Sunday, January 19, 2003
Confused and Insecure - 19th January 2003, 21.20

The Observer published articles today: the first asking the opinion of designated 'prominent Britons'; the second was a more anecdotal survey of coffeehouses and pubs to air the latest views held by the public about any forthcoming war on Iraq. After reading these articles, one is convinced of the insecurity of the public and their unwillingness to decide whether a war is worthwhile.

The two firm camps on either side of the debate are well represented: the pro-war camp that argues Saddam Hussein will not be overthrown unless it is through military action. Salman Rushdie, surprisingly, provides an articulate voice of moral indignation here.

Salman Rushdie, Writer
There is a strong, even unanswerable case for a 'regime change' in Iraq that ought to unite Western public opinion and all those who care about the brutal oppression of an entire Muslim nation. Saddam Hussein and his ruthless gang of cronies from his home village of Tikrit are homicidal criminals, and their Iraq is a living hell. This obvious truth is no less true because we have been turning a blind eye to it - and 'we' includes, until recently, the government of the United States. But, as I listen to Iraqi voices describing the atrocities of the Saddam years, I am bound to say that if the US and the United Nations agree on a new Iraq resolution, then the rest of the world must stop sitting on its hands and join the Americans and British in ridding the world of this vile despot and his cohorts.

On the other hand, the anti-war camp views the war as a vendetta for Bush to wipe out the slur on his family's honour and as an opportunity for the United States to assert its power throughout the Middle East. Martin Jacques, former Marxist, consolidates this view.

Martin Jacques, Writer
The threat of war against Iraq has nothing to do with some new-found threat and everything to do with the new era of international relations, in which the US is determined to exercise its global omnipotence in the wake of 11 September. It wants to reorder the Middle East in the cause of oil and to impose its civilisational view of the world, its contempt for those of another colour and religion barely concealed. Contemptible as the Saddam regime is, deploying such overwhelming might against such a poor people is obscene. At least in the Cold War, each superpower acted as a constraint on the other. We are returning to something that looks more like high imperialism where the most powerful nation, the US, carves up the world for its own purposes.Who says history can't go backwards - by almost a century in this case? The fact that the United States and Britain are prepared to act without a UN mandate only serves to emphasise the point.

Most of the contributors involved with international relations from their academic work tended to take a more positive view of the role that the United States and the United Kingdom were playing out, since they argued that a lack of coercive effort would undermine the United Nations and prevent the strengthening or maintenance of a rules-based system in international relations.

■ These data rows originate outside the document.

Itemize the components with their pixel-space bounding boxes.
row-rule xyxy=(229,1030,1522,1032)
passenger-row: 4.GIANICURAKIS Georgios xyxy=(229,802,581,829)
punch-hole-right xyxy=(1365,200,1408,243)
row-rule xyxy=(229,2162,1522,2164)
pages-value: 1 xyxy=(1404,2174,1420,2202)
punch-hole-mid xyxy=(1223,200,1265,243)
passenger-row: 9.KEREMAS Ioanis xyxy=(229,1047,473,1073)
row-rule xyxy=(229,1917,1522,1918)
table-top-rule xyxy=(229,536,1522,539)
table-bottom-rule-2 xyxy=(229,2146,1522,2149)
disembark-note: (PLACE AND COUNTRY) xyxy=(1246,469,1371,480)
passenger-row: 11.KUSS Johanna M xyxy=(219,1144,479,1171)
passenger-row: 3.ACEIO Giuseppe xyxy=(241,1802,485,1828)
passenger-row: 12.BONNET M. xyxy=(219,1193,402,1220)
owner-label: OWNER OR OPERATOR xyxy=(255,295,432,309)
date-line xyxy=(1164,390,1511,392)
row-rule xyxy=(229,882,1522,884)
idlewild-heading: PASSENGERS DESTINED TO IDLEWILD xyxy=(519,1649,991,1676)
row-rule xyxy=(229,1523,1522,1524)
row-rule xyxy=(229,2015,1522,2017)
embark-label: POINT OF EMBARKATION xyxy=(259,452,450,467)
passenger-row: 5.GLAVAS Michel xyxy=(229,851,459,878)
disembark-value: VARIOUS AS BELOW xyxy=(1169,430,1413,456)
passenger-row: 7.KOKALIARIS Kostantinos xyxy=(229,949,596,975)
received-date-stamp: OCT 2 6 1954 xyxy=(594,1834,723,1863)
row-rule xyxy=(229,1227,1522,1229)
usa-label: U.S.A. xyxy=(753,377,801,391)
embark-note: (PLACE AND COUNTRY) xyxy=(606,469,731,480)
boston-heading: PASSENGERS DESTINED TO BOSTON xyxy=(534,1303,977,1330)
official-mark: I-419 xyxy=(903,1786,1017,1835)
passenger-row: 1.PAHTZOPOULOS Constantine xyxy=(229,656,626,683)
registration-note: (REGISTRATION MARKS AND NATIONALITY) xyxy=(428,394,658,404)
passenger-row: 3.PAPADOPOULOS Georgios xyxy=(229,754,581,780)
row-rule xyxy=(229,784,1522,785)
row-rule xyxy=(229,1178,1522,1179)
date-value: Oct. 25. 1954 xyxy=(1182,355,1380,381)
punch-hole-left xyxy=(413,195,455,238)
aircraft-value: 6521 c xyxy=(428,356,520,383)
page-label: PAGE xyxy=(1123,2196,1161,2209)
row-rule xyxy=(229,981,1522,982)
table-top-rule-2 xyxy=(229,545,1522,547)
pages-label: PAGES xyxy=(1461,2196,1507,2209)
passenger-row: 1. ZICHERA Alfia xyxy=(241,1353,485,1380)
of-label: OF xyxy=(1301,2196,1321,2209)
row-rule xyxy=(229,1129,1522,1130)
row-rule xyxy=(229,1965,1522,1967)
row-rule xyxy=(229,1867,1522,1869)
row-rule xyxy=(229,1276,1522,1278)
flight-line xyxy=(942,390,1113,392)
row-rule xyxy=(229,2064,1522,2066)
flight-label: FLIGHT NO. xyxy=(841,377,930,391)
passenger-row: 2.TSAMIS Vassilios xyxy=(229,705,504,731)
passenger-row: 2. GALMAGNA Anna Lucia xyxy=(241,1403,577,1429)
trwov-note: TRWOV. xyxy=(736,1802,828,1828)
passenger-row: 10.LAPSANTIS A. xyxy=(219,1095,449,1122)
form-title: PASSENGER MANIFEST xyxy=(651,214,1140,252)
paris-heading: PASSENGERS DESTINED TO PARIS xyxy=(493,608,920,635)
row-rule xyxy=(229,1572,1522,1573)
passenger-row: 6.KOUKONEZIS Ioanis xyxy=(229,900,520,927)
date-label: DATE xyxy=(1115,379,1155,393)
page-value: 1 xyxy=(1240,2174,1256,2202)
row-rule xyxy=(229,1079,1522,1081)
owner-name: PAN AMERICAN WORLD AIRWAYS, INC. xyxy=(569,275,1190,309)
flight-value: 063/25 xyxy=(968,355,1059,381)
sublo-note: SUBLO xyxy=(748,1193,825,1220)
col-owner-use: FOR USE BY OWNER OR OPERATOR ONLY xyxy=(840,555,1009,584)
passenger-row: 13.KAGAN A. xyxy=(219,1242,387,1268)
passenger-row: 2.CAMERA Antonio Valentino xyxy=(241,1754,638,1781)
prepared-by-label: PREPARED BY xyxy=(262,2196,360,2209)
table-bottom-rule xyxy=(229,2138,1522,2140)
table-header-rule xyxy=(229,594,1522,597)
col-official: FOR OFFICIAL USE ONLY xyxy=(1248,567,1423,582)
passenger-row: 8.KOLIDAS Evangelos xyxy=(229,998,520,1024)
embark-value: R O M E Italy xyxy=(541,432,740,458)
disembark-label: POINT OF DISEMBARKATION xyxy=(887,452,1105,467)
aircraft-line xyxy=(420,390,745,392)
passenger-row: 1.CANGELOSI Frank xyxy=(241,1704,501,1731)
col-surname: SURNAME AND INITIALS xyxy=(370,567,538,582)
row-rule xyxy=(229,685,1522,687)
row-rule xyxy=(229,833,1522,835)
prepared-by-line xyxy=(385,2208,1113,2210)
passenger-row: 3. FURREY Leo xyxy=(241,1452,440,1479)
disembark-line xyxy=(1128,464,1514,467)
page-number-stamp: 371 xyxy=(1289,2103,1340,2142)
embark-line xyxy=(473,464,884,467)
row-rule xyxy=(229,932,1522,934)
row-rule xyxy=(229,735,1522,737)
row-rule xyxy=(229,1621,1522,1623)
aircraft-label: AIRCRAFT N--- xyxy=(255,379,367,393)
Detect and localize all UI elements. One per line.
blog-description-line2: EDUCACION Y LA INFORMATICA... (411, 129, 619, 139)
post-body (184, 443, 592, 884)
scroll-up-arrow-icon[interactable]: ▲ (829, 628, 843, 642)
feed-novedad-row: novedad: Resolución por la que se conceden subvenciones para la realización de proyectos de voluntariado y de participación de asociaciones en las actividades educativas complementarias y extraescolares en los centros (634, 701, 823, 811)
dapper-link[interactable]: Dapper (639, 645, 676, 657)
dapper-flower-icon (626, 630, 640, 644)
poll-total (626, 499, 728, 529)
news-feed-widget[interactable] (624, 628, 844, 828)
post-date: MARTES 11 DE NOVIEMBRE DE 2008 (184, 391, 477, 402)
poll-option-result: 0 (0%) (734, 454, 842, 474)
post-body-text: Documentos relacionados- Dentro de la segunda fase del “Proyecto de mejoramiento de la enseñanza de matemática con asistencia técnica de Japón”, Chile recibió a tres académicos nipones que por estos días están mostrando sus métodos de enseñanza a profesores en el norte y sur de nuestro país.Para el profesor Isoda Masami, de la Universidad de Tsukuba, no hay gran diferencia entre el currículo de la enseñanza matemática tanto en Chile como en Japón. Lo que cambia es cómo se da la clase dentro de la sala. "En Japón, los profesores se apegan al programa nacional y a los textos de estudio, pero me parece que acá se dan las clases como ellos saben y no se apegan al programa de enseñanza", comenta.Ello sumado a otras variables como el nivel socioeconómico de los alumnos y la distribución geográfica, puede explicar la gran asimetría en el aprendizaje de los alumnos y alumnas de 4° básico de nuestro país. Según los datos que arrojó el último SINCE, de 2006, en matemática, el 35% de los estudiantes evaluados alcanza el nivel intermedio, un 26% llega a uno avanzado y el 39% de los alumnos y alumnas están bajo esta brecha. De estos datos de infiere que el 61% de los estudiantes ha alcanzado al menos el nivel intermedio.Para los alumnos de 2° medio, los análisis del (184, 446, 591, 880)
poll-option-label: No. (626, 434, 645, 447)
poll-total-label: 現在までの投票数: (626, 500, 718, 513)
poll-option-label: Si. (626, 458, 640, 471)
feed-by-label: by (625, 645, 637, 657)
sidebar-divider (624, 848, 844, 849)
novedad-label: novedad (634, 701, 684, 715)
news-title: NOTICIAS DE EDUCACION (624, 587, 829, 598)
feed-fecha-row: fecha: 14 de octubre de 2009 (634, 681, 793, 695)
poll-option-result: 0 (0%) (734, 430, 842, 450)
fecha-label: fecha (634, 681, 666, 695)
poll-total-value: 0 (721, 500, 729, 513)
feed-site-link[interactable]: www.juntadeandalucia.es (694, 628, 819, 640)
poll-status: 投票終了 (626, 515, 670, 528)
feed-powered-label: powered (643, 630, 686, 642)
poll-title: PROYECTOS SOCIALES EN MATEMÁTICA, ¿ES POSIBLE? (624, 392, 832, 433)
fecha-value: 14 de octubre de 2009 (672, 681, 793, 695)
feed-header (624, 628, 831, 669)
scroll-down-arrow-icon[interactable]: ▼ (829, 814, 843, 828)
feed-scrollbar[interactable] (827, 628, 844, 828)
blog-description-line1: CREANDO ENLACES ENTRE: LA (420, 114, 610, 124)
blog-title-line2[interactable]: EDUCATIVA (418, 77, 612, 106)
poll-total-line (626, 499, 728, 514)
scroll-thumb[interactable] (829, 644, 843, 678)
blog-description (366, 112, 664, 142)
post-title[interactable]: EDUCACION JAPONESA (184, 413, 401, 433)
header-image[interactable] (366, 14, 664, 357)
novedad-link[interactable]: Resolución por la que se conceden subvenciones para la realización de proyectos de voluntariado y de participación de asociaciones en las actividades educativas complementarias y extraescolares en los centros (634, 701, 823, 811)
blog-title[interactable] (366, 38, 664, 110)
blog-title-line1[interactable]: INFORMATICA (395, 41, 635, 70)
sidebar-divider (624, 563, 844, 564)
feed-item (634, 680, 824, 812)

Those who belong to the anti-war camp rarely articulate the argument of 'national interest' as a reason for staying out. Their voices are a curious and dated bag of prejudices masquerading as argument: oil, daddy's war, empire, hundreds of thousands of deaths, without ever engaging with the questions that should be asked concerning British involvement with the war. Their mindset gazes at the conflict and cannot focus on the specific issue of British participation except invoking the standard insult of Blairite poodlism.

The British public also stated similar arguments to the anti-war camp in their answers to the Observer reporters - those who were interested enough. Some were honestly recorded as 'don't know, don't care'. Now this article may be biased but polls show that the British public believes it is inevitable that our armed forces will go to war. Yet, public opinion remains confused and divided, spouting prejudice and unable to conclude the proper course of action from a reasoned and vigorous debate.

However, Blair can be criticised for not making more of an effort to persuade the British public that the possible war is a just war. The style of his government has been confirmed in its approach to this war: media manipulation and the publication of dossiers as 'events' to talk up their case: Hussein and Weapons of Mass Destruction, Hussein and Human Rights and so on. There has been no substantive debate in Parliament, apart from last September, and no attempt to counter the fears that the public currently holds. This neglect means that the government could enter a war without substantial public support: an act that convinces one of Blair's courage and faith in his own course of action but raises questions about his custodianship of Britain and how far he recognises that his own actions should reflect the views and willingness of the British electorate. The Prime Minister has not justified to the public that they should be prepared to pay the consquences of his decisions in this regard. For British soldiers, and if terrorists strike, British civilians will pay the 'blood price', which Blair easily invoked as another of his opportunistic soundbites.